Извѣстивъ немедленно всю окрестную шляхту о случившемся, панъ Лада встрѣтилъ въ своихъ собратьяхъ полное сочувствіе. Всѣ шляхтичи, сидѣвшіе, по случаю мира, у себя дома, и всѣ крестьяне, свободные въ эту пору отъ сельскихъ занятій, повалили на защиту новаго государства, а окрестные паны прислали въ Ладовскій замокъ необходимый провіантъ и фуражъ.

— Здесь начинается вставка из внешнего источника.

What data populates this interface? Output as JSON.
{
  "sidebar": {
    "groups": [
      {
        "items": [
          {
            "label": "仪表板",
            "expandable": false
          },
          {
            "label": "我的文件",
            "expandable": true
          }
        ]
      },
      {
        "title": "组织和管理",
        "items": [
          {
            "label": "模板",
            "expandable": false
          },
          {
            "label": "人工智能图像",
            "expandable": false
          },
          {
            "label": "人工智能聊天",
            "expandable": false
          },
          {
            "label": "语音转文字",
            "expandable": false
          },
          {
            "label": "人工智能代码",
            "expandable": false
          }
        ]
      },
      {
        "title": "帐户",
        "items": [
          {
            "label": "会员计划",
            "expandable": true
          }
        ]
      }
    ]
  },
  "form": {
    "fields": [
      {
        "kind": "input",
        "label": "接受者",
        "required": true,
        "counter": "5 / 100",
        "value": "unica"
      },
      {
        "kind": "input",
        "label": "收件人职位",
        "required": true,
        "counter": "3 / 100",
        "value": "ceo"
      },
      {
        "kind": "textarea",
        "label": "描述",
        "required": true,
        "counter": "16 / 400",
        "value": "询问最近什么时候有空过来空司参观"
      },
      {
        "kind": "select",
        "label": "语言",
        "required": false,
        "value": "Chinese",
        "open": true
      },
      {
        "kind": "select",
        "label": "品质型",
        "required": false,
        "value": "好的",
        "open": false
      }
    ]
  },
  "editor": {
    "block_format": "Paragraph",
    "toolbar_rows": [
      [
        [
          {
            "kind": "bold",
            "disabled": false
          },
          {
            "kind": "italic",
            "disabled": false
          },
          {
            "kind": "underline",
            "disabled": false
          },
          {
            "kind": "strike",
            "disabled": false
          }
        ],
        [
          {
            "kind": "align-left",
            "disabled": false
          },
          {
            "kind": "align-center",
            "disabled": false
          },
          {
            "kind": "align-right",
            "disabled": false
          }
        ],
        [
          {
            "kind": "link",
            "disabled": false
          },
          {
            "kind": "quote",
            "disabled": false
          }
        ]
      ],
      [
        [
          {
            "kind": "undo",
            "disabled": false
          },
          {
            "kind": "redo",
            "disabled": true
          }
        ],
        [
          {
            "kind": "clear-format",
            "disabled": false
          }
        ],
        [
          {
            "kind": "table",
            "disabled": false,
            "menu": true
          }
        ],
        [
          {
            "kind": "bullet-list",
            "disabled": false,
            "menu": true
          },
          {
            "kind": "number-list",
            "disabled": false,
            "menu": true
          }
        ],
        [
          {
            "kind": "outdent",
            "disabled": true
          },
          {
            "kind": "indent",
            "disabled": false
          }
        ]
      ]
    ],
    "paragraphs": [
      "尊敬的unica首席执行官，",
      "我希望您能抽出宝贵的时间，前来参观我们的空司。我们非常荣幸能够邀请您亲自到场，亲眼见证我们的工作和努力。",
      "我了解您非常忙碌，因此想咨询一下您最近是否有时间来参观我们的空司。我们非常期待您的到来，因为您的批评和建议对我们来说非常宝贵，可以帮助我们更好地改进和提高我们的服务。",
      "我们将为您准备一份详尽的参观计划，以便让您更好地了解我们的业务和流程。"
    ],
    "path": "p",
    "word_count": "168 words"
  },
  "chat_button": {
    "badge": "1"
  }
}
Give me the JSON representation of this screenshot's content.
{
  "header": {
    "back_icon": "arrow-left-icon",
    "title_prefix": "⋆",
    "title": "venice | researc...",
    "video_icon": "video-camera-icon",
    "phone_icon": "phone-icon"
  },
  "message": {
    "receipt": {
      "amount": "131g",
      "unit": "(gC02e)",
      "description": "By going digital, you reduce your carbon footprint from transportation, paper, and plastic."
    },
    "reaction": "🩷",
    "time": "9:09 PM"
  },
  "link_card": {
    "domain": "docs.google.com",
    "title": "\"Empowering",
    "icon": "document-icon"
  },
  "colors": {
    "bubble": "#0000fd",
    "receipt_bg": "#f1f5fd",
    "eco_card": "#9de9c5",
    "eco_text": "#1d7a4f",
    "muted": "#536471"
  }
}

Вскорѣ панъ Лада увидѣлъ въ своемъ распоряженіи значительныя силы. Большая часть его защитниковъ были люди самые рѣшительные, не разъ уже окуренные порохомъ въ битвахъ. Предводитель ихъ воспользовался всѣмъ этимъ.

Получивъ самыя точныя свѣденія о числѣ прусскаго отряда, назначеннаго для усмиренія непокорныхъ, панъ Лада собралъ военный совѣтъ, и на этомъ совѣтѣ единогласно было положено — дать отпоръ прусскому войску. Здѣсь же было соображено, что ожидать въ деревнѣ непріятеля, имѣющаго съ собою артиллерію, не слѣдуетъ; и вообще встрѣтиться съ нимъ на территоріи Ладовскаго королевства признано было неудобнымъ, потому что въ этомъ случаѣ можно было подвергнуть разоренію свои земли. Но къ этимъ стратегическимъ соображеніямъ присоединились еще особые политическіе разсчеты: до сихъ поръ всѣ дѣйствія пана Лады могли быть оправданы — онъ только оборонялся отъ наступавшихъ на него враговъ; нападеніе же на прусскія земли было бы равносильно объявленію войны, и такой образъ дѣйствій нельзя было оправдать. Подобное нашествіе отнесено было бы къ политикѣ Рѣчи-Посполитой, и панъ Лада могъ бы лишиться покровительства Польши, на которое онъ, хотя весьма слабо, но все же разсчитывалъ въ крайнемъ случаѣ.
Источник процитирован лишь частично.